DIREÇÃO ELETRIFICADA

Assim como já acontece nos carros, a eletrificação de sistemas também é uma tendência nos caminhões para economizar combustível. Contudo, as forças envolvidas são bem diferentes. “A direção com assistência elétrica tem bom potencial para aumentar a economia em caminhões, mas em um veículo pesado o motor elétrico de assistência precisa fazer mais força e isso requer voltagem maior, o que não é possível com baterias comuns”, explica Walter Kogel, diretor de desenvolvimento de sistemas de direção da ZF Lenksysteme. “Mas estamos evoluindo para esse caminho”, completa. 

A mais recente evolução nesse caminho foi batizada de Servotwin, a primeira direção eletroassistida do mundo para caminhões pesados. Em um veículo híbrido como o Innovation Truck da ZF, a voltagem maior não é problema, pois já existe um sistema de baterias de alta tensão. Porém, usar assistência puramente elétrica reduz mais rapidamente a carga das baterias. Com a Servotwin, que também pode ser usada com propulsão convencional, isso não acontece porque o mecanismo é eletro-hidráulico. Em vez de usar a força do motor, a bomba hidráulica de óleo é acionada por um pequeno motor elétrico que consome pouca energia. Em comparação com a assistência hidráulica pura, é possível obter redução de consumo de até 0,6 litro de diesel a cada 100 km rodados, segundo testes feitos pela ZF. 

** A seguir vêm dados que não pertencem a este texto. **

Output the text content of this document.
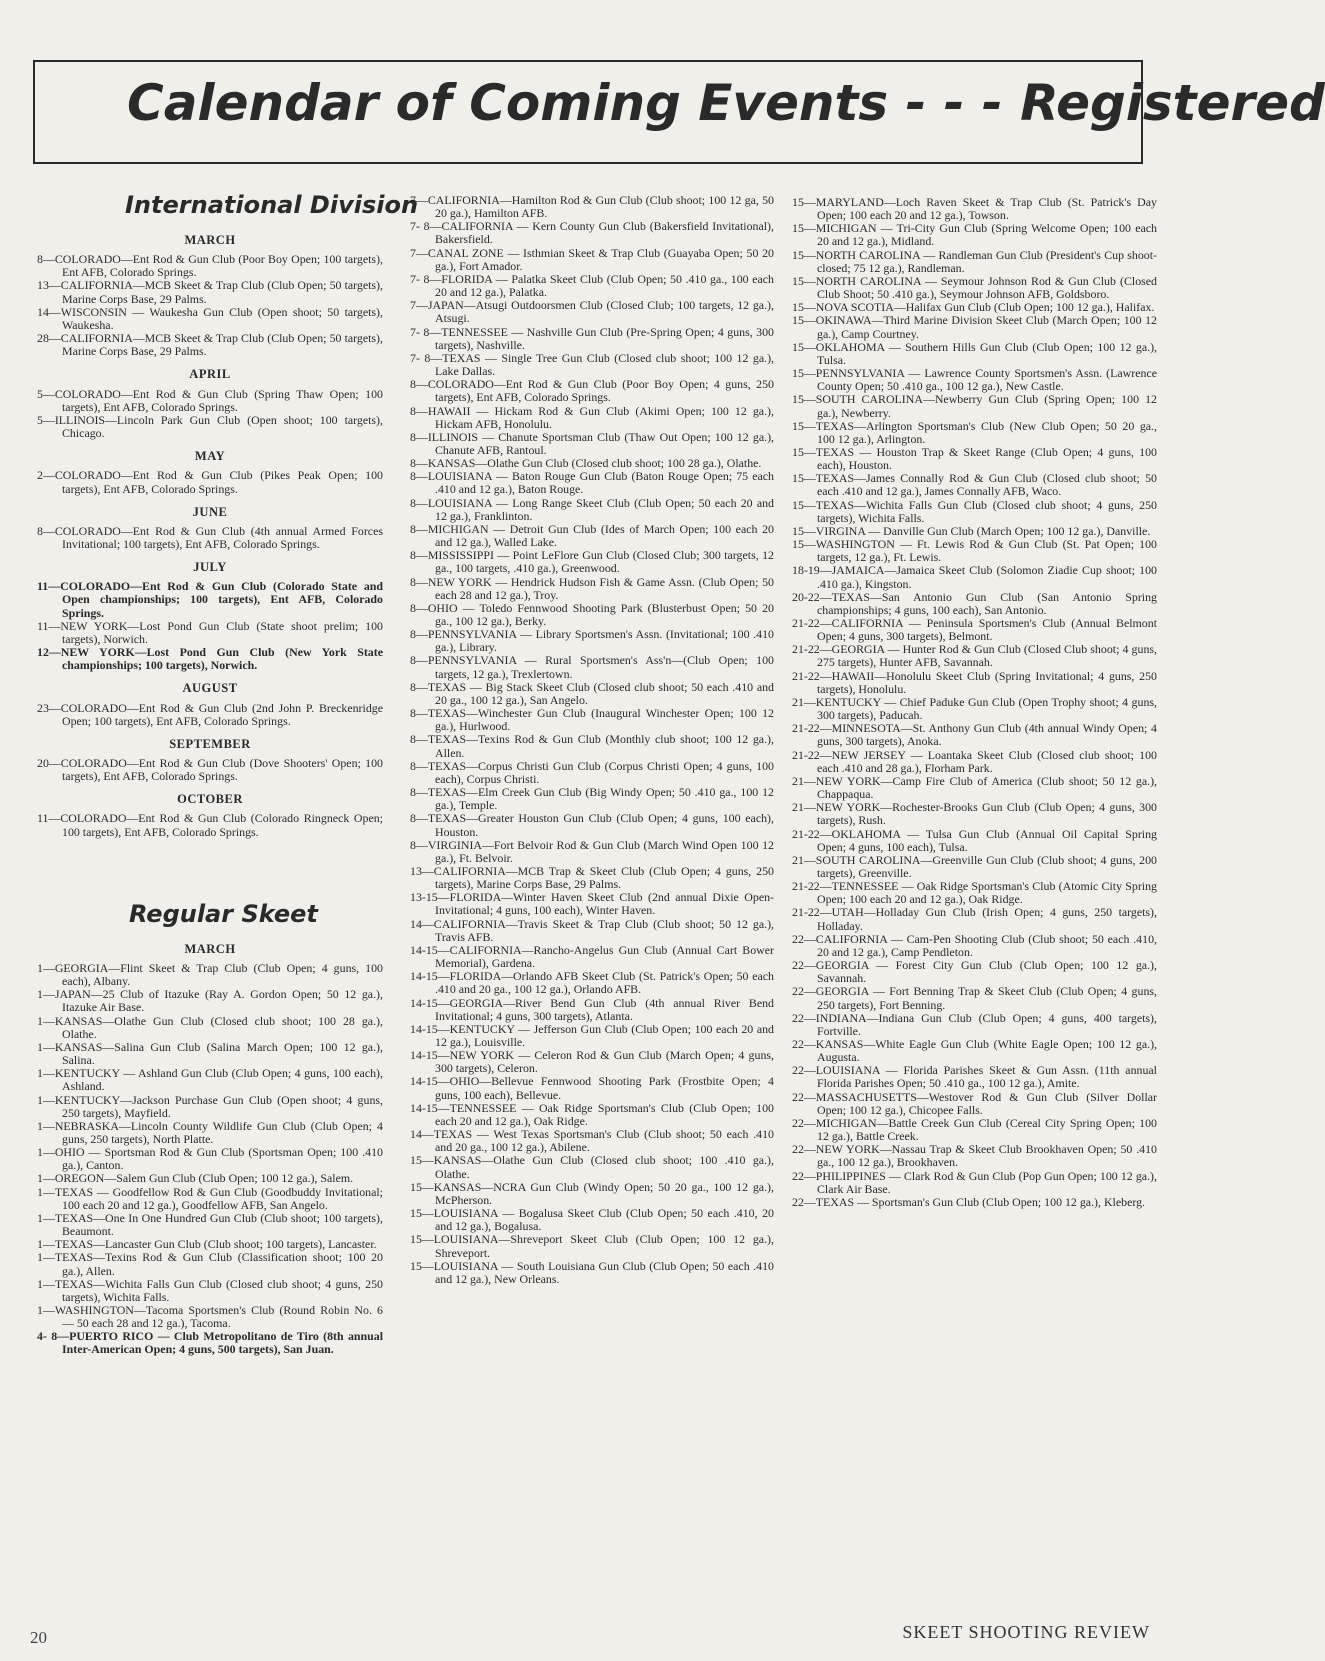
Calendar of Coming Events - - - Registered
International Division
MARCH
8—COLORADO—Ent Rod & Gun Club (Poor Boy Open; 100 targets), Ent AFB, Colorado Springs.
13—CALIFORNIA—MCB Skeet & Trap Club (Club Open; 50 targets), Marine Corps Base, 29 Palms.
14—WISCONSIN — Waukesha Gun Club (Open shoot; 50 targets), Waukesha.
28—CALIFORNIA—MCB Skeet & Trap Club (Club Open; 50 targets), Marine Corps Base, 29 Palms.
APRIL
5—COLORADO—Ent Rod & Gun Club (Spring Thaw Open; 100 targets), Ent AFB, Colorado Springs.
5—ILLINOIS—Lincoln Park Gun Club (Open shoot; 100 targets), Chicago.
MAY
2—COLORADO—Ent Rod & Gun Club (Pikes Peak Open; 100 targets), Ent AFB, Colorado Springs.
JUNE
8—COLORADO—Ent Rod & Gun Club (4th annual Armed Forces Invitational; 100 targets), Ent AFB, Colorado Springs.
JULY
11—COLORADO—Ent Rod & Gun Club (Colorado State and Open championships; 100 targets), Ent AFB, Colorado Springs.
11—NEW YORK—Lost Pond Gun Club (State shoot prelim; 100 targets), Norwich.
12—NEW YORK—Lost Pond Gun Club (New York State championships; 100 targets), Norwich.
AUGUST
23—COLORADO—Ent Rod & Gun Club (2nd John P. Breckenridge Open; 100 targets), Ent AFB, Colorado Springs.
SEPTEMBER
20—COLORADO—Ent Rod & Gun Club (Dove Shooters' Open; 100 targets), Ent AFB, Colorado Springs.
OCTOBER
11—COLORADO—Ent Rod & Gun Club (Colorado Ringneck Open; 100 targets), Ent AFB, Colorado Springs.
Regular Skeet
MARCH
1—GEORGIA—Flint Skeet & Trap Club (Club Open; 4 guns, 100 each), Albany.
1—JAPAN—25 Club of Itazuke (Ray A. Gordon Open; 50 12 ga.), Itazuke Air Base.
1—KANSAS—Olathe Gun Club (Closed club shoot; 100 28 ga.), Olathe.
1—KANSAS—Salina Gun Club (Salina March Open; 100 12 ga.), Salina.
1—KENTUCKY — Ashland Gun Club (Club Open; 4 guns, 100 each), Ashland.
1—KENTUCKY—Jackson Purchase Gun Club (Open shoot; 4 guns, 250 targets), Mayfield.
1—NEBRASKA—Lincoln County Wildlife Gun Club (Club Open; 4 guns, 250 targets), North Platte.
1—OHIO — Sportsman Rod & Gun Club (Sportsman Open; 100 .410 ga.), Canton.
1—OREGON—Salem Gun Club (Club Open; 100 12 ga.), Salem.
1—TEXAS — Goodfellow Rod & Gun Club (Goodbuddy Invitational; 100 each 20 and 12 ga.), Goodfellow AFB, San Angelo.
1—TEXAS—One In One Hundred Gun Club (Club shoot; 100 targets), Beaumont.
1—TEXAS—Lancaster Gun Club (Club shoot; 100 targets), Lancaster.
1—TEXAS—Texins Rod & Gun Club (Classification shoot; 100 20 ga.), Allen.
1—TEXAS—Wichita Falls Gun Club (Closed club shoot; 4 guns, 250 targets), Wichita Falls.
1—WASHINGTON—Tacoma Sportsmen's Club (Round Robin No. 6 — 50 each 28 and 12 ga.), Tacoma.
4- 8—PUERTO RICO — Club Metropolitano de Tiro (8th annual Inter-American Open; 4 guns, 500 targets), San Juan.
7—CALIFORNIA—Hamilton Rod & Gun Club (Club shoot; 100 12 ga, 50 20 ga.), Hamilton AFB.
7- 8—CALIFORNIA — Kern County Gun Club (Bakersfield Invitational), Bakersfield.
7—CANAL ZONE — Isthmian Skeet & Trap Club (Guayaba Open; 50 20 ga.), Fort Amador.
7- 8—FLORIDA — Palatka Skeet Club (Club Open; 50 .410 ga., 100 each 20 and 12 ga.), Palatka.
7—JAPAN—Atsugi Outdoorsmen Club (Closed Club; 100 targets, 12 ga.), Atsugi.
7- 8—TENNESSEE — Nashville Gun Club (Pre-Spring Open; 4 guns, 300 targets), Nashville.
7- 8—TEXAS — Single Tree Gun Club (Closed club shoot; 100 12 ga.), Lake Dallas.
8—COLORADO—Ent Rod & Gun Club (Poor Boy Open; 4 guns, 250 targets), Ent AFB, Colorado Springs.
8—HAWAII — Hickam Rod & Gun Club (Akimi Open; 100 12 ga.), Hickam AFB, Honolulu.
8—ILLINOIS — Chanute Sportsman Club (Thaw Out Open; 100 12 ga.), Chanute AFB, Rantoul.
8—KANSAS—Olathe Gun Club (Closed club shoot; 100 28 ga.), Olathe.
8—LOUISIANA — Baton Rouge Gun Club (Baton Rouge Open; 75 each .410 and 12 ga.), Baton Rouge.
8—LOUISIANA — Long Range Skeet Club (Club Open; 50 each 20 and 12 ga.), Franklinton.
8—MICHIGAN — Detroit Gun Club (Ides of March Open; 100 each 20 and 12 ga.), Walled Lake.
8—MISSISSIPPI — Point LeFlore Gun Club (Closed Club; 300 targets, 12 ga., 100 targets, .410 ga.), Greenwood.
8—NEW YORK — Hendrick Hudson Fish & Game Assn. (Club Open; 50 each 28 and 12 ga.), Troy.
8—OHIO — Toledo Fennwood Shooting Park (Blusterbust Open; 50 20 ga., 100 12 ga.), Berky.
8—PENNSYLVANIA — Library Sportsmen's Assn. (Invitational; 100 .410 ga.), Library.
8—PENNSYLVANIA — Rural Sportsmen's Ass'n—(Club Open; 100 targets, 12 ga.), Trexlertown.
8—TEXAS — Big Stack Skeet Club (Closed club shoot; 50 each .410 and 20 ga., 100 12 ga.), San Angelo.
8—TEXAS—Winchester Gun Club (Inaugural Winchester Open; 100 12 ga.), Hurlwood.
8—TEXAS—Texins Rod & Gun Club (Monthly club shoot; 100 12 ga.), Allen.
8—TEXAS—Corpus Christi Gun Club (Corpus Christi Open; 4 guns, 100 each), Corpus Christi.
8—TEXAS—Elm Creek Gun Club (Big Windy Open; 50 .410 ga., 100 12 ga.), Temple.
8—TEXAS—Greater Houston Gun Club (Club Open; 4 guns, 100 each), Houston.
8—VIRGINIA—Fort Belvoir Rod & Gun Club (March Wind Open 100 12 ga.), Ft. Belvoir.
13—CALIFORNIA—MCB Trap & Skeet Club (Club Open; 4 guns, 250 targets), Marine Corps Base, 29 Palms.
13-15—FLORIDA—Winter Haven Skeet Club (2nd annual Dixie Open-Invitational; 4 guns, 100 each), Winter Haven.
14—CALIFORNIA—Travis Skeet & Trap Club (Club shoot; 50 12 ga.), Travis AFB.
14-15—CALIFORNIA—Rancho-Angelus Gun Club (Annual Cart Bower Memorial), Gardena.
14-15—FLORIDA—Orlando AFB Skeet Club (St. Patrick's Open; 50 each .410 and 20 ga., 100 12 ga.), Orlando AFB.
14-15—GEORGIA—River Bend Gun Club (4th annual River Bend Invitational; 4 guns, 300 targets), Atlanta.
14-15—KENTUCKY — Jefferson Gun Club (Club Open; 100 each 20 and 12 ga.), Louisville.
14-15—NEW YORK — Celeron Rod & Gun Club (March Open; 4 guns, 300 targets), Celeron.
14-15—OHIO—Bellevue Fennwood Shooting Park (Frostbite Open; 4 guns, 100 each), Bellevue.
14-15—TENNESSEE — Oak Ridge Sportsman's Club (Club Open; 100 each 20 and 12 ga.), Oak Ridge.
14—TEXAS — West Texas Sportsman's Club (Club shoot; 50 each .410 and 20 ga., 100 12 ga.), Abilene.
15—KANSAS—Olathe Gun Club (Closed club shoot; 100 .410 ga.), Olathe.
15—KANSAS—NCRA Gun Club (Windy Open; 50 20 ga., 100 12 ga.), McPherson.
15—LOUISIANA — Bogalusa Skeet Club (Club Open; 50 each .410, 20 and 12 ga.), Bogalusa.
15—LOUISIANA—Shreveport Skeet Club (Club Open; 100 12 ga.), Shreveport.
15—LOUISIANA — South Louisiana Gun Club (Club Open; 50 each .410 and 12 ga.), New Orleans.
15—MARYLAND—Loch Raven Skeet & Trap Club (St. Patrick's Day Open; 100 each 20 and 12 ga.), Towson.
15—MICHIGAN — Tri-City Gun Club (Spring Welcome Open; 100 each 20 and 12 ga.), Midland.
15—NORTH CAROLINA — Randleman Gun Club (President's Cup shoot-closed; 75 12 ga.), Randleman.
15—NORTH CAROLINA — Seymour Johnson Rod & Gun Club (Closed Club Shoot; 50 .410 ga.), Seymour Johnson AFB, Goldsboro.
15—NOVA SCOTIA—Halifax Gun Club (Club Open; 100 12 ga.), Halifax.
15—OKINAWA—Third Marine Division Skeet Club (March Open; 100 12 ga.), Camp Courtney.
15—OKLAHOMA — Southern Hills Gun Club (Club Open; 100 12 ga.), Tulsa.
15—PENNSYLVANIA — Lawrence County Sportsmen's Assn. (Lawrence County Open; 50 .410 ga., 100 12 ga.), New Castle.
15—SOUTH CAROLINA—Newberry Gun Club (Spring Open; 100 12 ga.), Newberry.
15—TEXAS—Arlington Sportsman's Club (New Club Open; 50 20 ga., 100 12 ga.), Arlington.
15—TEXAS — Houston Trap & Skeet Range (Club Open; 4 guns, 100 each), Houston.
15—TEXAS—James Connally Rod & Gun Club (Closed club shoot; 50 each .410 and 12 ga.), James Connally AFB, Waco.
15—TEXAS—Wichita Falls Gun Club (Closed club shoot; 4 guns, 250 targets), Wichita Falls.
15—VIRGINA — Danville Gun Club (March Open; 100 12 ga.), Danville.
15—WASHINGTON — Ft. Lewis Rod & Gun Club (St. Pat Open; 100 targets, 12 ga.), Ft. Lewis.
18-19—JAMAICA—Jamaica Skeet Club (Solomon Ziadie Cup shoot; 100 .410 ga.), Kingston.
20-22—TEXAS—San Antonio Gun Club (San Antonio Spring championships; 4 guns, 100 each), San Antonio.
21-22—CALIFORNIA — Peninsula Sportsmen's Club (Annual Belmont Open; 4 guns, 300 targets), Belmont.
21-22—GEORGIA — Hunter Rod & Gun Club (Closed Club shoot; 4 guns, 275 targets), Hunter AFB, Savannah.
21-22—HAWAII—Honolulu Skeet Club (Spring Invitational; 4 guns, 250 targets), Honolulu.
21—KENTUCKY — Chief Paduke Gun Club (Open Trophy shoot; 4 guns, 300 targets), Paducah.
21-22—MINNESOTA—St. Anthony Gun Club (4th annual Windy Open; 4 guns, 300 targets), Anoka.
21-22—NEW JERSEY — Loantaka Skeet Club (Closed club shoot; 100 each .410 and 28 ga.), Florham Park.
21—NEW YORK—Camp Fire Club of America (Club shoot; 50 12 ga.), Chappaqua.
21—NEW YORK—Rochester-Brooks Gun Club (Club Open; 4 guns, 300 targets), Rush.
21-22—OKLAHOMA — Tulsa Gun Club (Annual Oil Capital Spring Open; 4 guns, 100 each), Tulsa.
21—SOUTH CAROLINA—Greenville Gun Club (Club shoot; 4 guns, 200 targets), Greenville.
21-22—TENNESSEE — Oak Ridge Sportsman's Club (Atomic City Spring Open; 100 each 20 and 12 ga.), Oak Ridge.
21-22—UTAH—Holladay Gun Club (Irish Open; 4 guns, 250 targets), Holladay.
22—CALIFORNIA — Cam-Pen Shooting Club (Club shoot; 50 each .410, 20 and 12 ga.), Camp Pendleton.
22—GEORGIA — Forest City Gun Club (Club Open; 100 12 ga.), Savannah.
22—GEORGIA — Fort Benning Trap & Skeet Club (Club Open; 4 guns, 250 targets), Fort Benning.
22—INDIANA—Indiana Gun Club (Club Open; 4 guns, 400 targets), Fortville.
22—KANSAS—White Eagle Gun Club (White Eagle Open; 100 12 ga.), Augusta.
22—LOUISIANA — Florida Parishes Skeet & Gun Assn. (11th annual Florida Parishes Open; 50 .410 ga., 100 12 ga.), Amite.
22—MASSACHUSETTS—Westover Rod & Gun Club (Silver Dollar Open; 100 12 ga.), Chicopee Falls.
22—MICHIGAN—Battle Creek Gun Club (Cereal City Spring Open; 100 12 ga.), Battle Creek.
22—NEW YORK—Nassau Trap & Skeet Club Brookhaven Open; 50 .410 ga., 100 12 ga.), Brookhaven.
22—PHILIPPINES — Clark Rod & Gun Club (Pop Gun Open; 100 12 ga.), Clark Air Base.
22—TEXAS — Sportsman's Gun Club (Club Open; 100 12 ga.), Kleberg.
20	SKEET SHOOTING REVIEW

Na prática, a direção eletroeletrônica não só deixa as manobras muito precisas e confortáveis (é possível esterçar totalmente o volante com um dedo), mas também pavimenta o caminho para a integração de modernos sistemas autônomos de assistência ao motorista. Entre eles estão funções de compensação automática de vento lateral e retomada do rumo correto quando o veículo “desgarra” acidentalmente da faixa de rodagem (Lane Keeping Assistance). No futuro próximo, de acordo com a vontade das fabricantes de caminhões, será possível agregar sistemas de direção parcialmente autônoma, para manobras ou operações de acoplamento e desacoplamento de implementos, por exemplo. Mais adiante ainda, o módulo de controle poderá ser operado por computador, para condução sem interferência do motorista.

HÍBRIDO DE LONGA DISTÂNCIA

A utilização de trem-de-força elétrico em veículos comerciais tem se limitado a furgões e caminhões leves para distribuição urbana de mercadorias, pois as baterias até o momento não têm autonomia para longas distâncias ou alimentar motores de alta potência de cavalos mecânicos que puxam mais de 40 toneladas de carga. Com seu Innovation Truck, a ZF quebra esse paradigma ao aplicar pela primeira vez a hibridização elétrica em um caminhão pesado, com um motor elétrico de 160 cavalos acoplado ao câmbio que funciona em paralelo à propulsão diesel. 

“Estudos de nossa equipe de engenharia comprovam que o uso de powertrain híbrido em caminhões pesados tem potencial considerável de economia, com redução de consumo acima de 5%”, diz Winfried Gründler, responsável pelo desenvolvimento de tecnologias de rodagem para caminhões e furgões da ZF. “É verdade que 5% é bem menos do que a economia obtida por híbridos no tráfego urbano (em torno de 20%), mas é preciso considerar que a quilometragem e o consumo dos veículos pesados são muito maiores. Por isso a tecnologia híbrida é uma solução que pode se pagar em curto período”, avalia. 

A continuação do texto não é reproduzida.